Though its popularity has waned in recent years, lucha libre, or wrestling, remains one of Mexico’s most avidly followed spectator sports. Over a dozen venues in the capital alone host fights several nights a week for a fanatical public. Widely available magazines, comics, photonovels and films recount the real and imagined lives of the rings’ heroes and villains, though the nightly telecasts are now a thing of the past.

Mexican wrestling is generally faster, with more complex moves, and more combatants in the ring at any one time than you would normally see in an American or British bout. This can make the action hard to follow for the uninitiated. More important, however, is the maintenance of stage personas, most of whom, heroes or villains, wear masks. The rudos tend to use brute force or indulge in sneaky, underhanded tactics to foil the opposition, while the técnicos use wit and guile to compensate for lack of brawn. This faux battle, not at all unlike WWE on-screen antics, requires a massive suspension of disbelief – crucial if you want to join in the fun.

One of the most bizarre features of wrestling was the emergence of wrestlers as political figures – typically still in costume. The most famous of these, Superbarrio, arose from the struggle of Mexico City’s tenant associations for fair rents and decent housing after the 1985 earthquake to become part of mainstream political opposition, even challenging government officials to step into the ring with him, and acting as a sort of unofficial cheerleader at opposition rallies.

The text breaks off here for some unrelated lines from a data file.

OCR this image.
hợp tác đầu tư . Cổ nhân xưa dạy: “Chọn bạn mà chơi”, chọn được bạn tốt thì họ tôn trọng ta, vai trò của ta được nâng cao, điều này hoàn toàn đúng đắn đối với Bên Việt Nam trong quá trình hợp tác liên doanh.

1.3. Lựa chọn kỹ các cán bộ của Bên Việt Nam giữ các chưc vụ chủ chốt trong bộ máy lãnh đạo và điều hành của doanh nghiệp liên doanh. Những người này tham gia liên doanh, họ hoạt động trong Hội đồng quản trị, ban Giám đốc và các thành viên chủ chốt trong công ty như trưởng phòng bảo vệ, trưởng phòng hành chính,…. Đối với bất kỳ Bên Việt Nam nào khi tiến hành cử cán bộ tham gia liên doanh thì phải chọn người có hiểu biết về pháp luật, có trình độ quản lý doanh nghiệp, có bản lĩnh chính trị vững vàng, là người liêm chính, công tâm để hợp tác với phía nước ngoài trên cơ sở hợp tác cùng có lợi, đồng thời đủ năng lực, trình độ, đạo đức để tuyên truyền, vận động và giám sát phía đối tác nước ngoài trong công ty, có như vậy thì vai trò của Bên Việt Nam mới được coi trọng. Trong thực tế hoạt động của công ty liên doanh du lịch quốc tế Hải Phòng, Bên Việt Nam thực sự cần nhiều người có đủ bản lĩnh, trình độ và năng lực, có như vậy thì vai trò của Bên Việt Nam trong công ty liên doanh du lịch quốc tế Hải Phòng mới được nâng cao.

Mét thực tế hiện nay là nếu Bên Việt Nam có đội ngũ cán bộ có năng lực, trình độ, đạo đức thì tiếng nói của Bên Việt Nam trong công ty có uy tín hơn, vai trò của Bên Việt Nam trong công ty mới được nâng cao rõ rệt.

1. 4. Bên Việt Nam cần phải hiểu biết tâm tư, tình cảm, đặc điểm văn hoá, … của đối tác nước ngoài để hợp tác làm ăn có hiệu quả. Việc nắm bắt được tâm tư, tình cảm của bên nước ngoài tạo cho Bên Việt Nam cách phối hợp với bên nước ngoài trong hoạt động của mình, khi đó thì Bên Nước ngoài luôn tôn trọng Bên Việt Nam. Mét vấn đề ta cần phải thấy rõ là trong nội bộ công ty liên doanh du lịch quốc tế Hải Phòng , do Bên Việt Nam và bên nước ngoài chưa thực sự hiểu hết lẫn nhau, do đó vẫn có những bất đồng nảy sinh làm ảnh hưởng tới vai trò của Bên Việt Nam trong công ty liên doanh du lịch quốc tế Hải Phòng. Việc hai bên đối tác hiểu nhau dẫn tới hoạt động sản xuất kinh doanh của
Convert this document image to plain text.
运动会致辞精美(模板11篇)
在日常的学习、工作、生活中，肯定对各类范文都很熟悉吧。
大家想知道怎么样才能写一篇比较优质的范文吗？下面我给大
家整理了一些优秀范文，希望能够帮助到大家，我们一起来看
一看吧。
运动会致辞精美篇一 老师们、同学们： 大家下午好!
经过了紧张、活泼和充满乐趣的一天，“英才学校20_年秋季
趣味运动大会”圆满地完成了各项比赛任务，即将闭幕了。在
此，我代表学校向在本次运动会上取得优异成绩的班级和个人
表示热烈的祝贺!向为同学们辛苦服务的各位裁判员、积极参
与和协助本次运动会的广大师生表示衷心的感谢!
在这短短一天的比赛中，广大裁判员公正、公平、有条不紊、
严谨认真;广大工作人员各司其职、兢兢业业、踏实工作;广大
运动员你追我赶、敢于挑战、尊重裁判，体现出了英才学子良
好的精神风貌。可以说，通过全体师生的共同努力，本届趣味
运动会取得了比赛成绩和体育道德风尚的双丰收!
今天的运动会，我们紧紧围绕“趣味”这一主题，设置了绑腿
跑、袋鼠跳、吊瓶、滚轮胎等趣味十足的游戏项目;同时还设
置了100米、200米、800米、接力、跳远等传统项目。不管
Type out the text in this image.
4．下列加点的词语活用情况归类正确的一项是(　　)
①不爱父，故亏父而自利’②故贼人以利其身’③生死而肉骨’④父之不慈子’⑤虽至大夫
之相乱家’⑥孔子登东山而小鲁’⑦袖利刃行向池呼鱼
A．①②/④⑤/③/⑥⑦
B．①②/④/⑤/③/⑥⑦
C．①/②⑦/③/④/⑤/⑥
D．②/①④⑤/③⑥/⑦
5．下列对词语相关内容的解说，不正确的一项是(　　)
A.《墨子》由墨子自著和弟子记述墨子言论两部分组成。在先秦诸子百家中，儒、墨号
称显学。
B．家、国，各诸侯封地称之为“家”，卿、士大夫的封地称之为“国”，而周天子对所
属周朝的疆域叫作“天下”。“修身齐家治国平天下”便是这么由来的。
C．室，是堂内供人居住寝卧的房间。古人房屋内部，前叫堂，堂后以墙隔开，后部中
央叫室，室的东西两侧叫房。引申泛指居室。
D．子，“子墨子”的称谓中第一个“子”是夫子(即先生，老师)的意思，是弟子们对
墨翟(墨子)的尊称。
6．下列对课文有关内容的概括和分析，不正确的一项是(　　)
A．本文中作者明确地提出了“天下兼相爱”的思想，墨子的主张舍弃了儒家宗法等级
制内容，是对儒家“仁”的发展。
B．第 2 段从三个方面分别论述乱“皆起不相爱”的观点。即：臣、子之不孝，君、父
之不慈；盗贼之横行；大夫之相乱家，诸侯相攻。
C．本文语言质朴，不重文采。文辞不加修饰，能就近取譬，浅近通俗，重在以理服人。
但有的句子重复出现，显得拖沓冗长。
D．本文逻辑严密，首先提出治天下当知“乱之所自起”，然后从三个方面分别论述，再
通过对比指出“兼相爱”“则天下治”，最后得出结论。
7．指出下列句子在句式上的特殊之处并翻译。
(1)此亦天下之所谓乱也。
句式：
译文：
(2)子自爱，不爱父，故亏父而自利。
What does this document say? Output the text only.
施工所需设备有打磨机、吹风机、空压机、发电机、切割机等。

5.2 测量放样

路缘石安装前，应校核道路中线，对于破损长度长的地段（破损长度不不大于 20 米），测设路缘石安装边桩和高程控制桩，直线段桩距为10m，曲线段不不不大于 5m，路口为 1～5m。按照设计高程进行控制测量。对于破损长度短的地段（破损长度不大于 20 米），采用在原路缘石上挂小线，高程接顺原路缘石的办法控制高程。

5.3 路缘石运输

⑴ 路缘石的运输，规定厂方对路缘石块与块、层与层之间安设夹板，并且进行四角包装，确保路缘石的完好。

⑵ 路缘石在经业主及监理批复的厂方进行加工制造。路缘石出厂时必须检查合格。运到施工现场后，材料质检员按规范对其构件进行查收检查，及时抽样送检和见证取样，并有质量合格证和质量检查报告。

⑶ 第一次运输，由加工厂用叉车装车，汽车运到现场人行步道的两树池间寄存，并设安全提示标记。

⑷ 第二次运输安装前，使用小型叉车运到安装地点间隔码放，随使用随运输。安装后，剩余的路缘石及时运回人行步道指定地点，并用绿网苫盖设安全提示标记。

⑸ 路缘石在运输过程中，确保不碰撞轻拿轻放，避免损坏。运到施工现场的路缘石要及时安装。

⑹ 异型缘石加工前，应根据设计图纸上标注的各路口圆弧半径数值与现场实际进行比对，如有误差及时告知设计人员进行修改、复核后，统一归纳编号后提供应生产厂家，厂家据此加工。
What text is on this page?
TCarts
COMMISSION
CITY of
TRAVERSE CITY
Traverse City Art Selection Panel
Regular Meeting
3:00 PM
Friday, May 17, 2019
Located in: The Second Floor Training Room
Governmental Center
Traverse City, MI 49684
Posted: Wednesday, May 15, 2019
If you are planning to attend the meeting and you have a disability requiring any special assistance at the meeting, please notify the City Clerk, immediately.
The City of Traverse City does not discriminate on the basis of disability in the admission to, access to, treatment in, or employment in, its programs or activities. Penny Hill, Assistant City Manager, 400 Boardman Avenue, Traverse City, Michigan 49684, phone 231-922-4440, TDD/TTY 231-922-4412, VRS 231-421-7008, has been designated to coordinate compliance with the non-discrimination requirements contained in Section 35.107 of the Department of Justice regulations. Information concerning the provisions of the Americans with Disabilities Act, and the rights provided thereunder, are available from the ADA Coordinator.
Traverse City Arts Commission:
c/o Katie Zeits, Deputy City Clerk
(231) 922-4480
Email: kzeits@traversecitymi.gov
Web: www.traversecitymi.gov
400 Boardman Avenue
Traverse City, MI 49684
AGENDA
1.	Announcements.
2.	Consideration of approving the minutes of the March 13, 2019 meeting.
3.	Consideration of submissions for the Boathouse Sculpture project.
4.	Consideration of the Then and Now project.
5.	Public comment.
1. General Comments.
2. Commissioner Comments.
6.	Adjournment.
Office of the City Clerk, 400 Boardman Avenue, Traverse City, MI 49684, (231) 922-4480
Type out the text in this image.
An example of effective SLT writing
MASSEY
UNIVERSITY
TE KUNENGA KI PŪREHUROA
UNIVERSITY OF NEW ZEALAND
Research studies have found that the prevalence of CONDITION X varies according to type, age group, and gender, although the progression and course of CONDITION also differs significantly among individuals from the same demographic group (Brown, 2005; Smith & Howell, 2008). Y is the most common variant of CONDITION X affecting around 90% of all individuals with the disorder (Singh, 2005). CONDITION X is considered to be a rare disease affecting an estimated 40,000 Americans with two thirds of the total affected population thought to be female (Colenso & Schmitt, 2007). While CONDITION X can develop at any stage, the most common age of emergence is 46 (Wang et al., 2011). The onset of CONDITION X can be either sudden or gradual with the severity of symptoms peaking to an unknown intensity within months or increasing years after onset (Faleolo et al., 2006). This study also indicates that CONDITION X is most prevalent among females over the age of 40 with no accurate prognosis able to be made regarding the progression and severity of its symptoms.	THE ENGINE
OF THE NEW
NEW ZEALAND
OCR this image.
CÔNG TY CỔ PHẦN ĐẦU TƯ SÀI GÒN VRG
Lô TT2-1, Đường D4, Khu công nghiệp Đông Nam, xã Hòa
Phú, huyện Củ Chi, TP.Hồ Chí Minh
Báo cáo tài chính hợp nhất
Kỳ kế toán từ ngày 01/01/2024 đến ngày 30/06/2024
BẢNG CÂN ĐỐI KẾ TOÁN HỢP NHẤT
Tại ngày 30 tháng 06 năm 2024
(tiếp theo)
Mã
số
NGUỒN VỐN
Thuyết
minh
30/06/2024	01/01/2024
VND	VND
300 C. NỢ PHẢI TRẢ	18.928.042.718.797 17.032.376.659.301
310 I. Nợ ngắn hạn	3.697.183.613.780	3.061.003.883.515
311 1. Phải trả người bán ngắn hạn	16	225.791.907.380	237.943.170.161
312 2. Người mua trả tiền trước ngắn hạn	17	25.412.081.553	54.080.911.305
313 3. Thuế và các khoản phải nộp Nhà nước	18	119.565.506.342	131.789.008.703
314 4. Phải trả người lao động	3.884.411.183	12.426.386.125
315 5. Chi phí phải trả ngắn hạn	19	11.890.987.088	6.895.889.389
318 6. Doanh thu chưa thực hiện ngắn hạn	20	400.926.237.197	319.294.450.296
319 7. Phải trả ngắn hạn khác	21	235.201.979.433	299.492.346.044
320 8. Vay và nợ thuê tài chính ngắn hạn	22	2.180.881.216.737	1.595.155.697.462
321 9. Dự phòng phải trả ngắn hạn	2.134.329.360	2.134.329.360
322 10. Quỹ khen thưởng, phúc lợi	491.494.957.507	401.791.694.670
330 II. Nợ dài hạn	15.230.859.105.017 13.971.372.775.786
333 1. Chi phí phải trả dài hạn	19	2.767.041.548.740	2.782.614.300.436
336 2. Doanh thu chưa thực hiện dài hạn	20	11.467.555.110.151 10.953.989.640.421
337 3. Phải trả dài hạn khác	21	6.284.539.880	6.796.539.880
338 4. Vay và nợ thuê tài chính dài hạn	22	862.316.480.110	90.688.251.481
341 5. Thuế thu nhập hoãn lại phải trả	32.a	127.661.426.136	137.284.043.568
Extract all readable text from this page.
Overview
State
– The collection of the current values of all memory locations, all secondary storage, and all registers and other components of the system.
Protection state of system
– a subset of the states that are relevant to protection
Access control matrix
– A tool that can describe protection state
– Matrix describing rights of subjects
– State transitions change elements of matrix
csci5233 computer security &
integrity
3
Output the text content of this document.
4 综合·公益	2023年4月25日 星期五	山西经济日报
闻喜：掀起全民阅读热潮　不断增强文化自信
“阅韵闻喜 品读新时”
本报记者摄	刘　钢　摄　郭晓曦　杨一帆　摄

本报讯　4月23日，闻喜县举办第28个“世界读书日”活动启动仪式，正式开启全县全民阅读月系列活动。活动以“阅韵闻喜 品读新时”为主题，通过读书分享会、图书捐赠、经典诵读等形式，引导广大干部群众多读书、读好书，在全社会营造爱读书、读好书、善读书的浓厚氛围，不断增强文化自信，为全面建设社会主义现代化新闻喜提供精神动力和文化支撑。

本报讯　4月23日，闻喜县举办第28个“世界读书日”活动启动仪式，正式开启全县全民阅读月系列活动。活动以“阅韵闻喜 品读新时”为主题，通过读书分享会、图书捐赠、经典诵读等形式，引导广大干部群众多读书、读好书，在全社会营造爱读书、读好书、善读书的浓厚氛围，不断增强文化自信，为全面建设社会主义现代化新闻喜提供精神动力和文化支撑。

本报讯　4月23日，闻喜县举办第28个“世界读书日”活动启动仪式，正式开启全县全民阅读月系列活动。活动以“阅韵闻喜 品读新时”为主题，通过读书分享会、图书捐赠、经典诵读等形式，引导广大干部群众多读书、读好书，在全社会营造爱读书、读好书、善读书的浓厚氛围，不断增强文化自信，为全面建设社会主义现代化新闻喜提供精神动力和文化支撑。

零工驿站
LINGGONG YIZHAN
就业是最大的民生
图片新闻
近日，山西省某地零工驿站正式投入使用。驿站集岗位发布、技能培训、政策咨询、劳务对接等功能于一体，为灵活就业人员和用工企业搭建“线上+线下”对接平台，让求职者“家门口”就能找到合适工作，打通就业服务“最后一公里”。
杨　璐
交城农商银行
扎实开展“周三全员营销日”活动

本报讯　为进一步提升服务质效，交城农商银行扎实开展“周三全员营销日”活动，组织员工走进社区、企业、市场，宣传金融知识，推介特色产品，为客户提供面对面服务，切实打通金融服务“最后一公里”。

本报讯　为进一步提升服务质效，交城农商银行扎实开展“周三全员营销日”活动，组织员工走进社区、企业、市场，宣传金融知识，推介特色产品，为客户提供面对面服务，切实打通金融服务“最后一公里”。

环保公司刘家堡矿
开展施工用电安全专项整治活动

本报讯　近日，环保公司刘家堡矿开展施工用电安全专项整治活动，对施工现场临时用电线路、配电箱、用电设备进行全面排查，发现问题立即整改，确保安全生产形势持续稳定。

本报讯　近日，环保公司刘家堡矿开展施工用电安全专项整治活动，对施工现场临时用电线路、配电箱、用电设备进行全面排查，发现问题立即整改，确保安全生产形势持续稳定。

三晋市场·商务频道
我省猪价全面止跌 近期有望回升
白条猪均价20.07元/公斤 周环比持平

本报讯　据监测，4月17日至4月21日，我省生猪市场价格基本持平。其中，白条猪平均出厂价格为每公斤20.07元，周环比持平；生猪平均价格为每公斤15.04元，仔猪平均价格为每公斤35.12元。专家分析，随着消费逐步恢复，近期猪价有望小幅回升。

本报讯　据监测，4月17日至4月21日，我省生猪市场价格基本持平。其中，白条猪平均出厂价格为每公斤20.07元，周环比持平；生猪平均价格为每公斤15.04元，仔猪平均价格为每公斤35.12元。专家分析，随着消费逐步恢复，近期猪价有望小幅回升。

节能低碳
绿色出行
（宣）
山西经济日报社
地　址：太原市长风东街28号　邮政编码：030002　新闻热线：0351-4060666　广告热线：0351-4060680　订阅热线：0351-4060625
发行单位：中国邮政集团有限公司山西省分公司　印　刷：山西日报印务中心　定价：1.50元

The most famous wrestler of all time, however, was without doubt El Santo (“the Saint”). Immortalized in more than twenty movies, with titles such as El Santo vs the Vampire Women, he would fight, eat, drink and play the romantic lead without ever removing his mask, and until after his retirement, he never revealed his identity. His reputation as a gentleman in and out of the ring was legendary, and his death in 1984 widely mourned. His funeral was allegedly the second best-attended in Mexican history after that of President Obregón.

In Mexico City, fights can usually be seen on Tuesdays at the Arena Coliseo, Peru 77 (Metro Allende) and on Fridays at the Arena México, Dr Lucio 197 at Dr Lavista, Colonia Doctores (two blocks south and one east of Metro Balderas, but not a good area to be in at night). Tickets are sold on the door.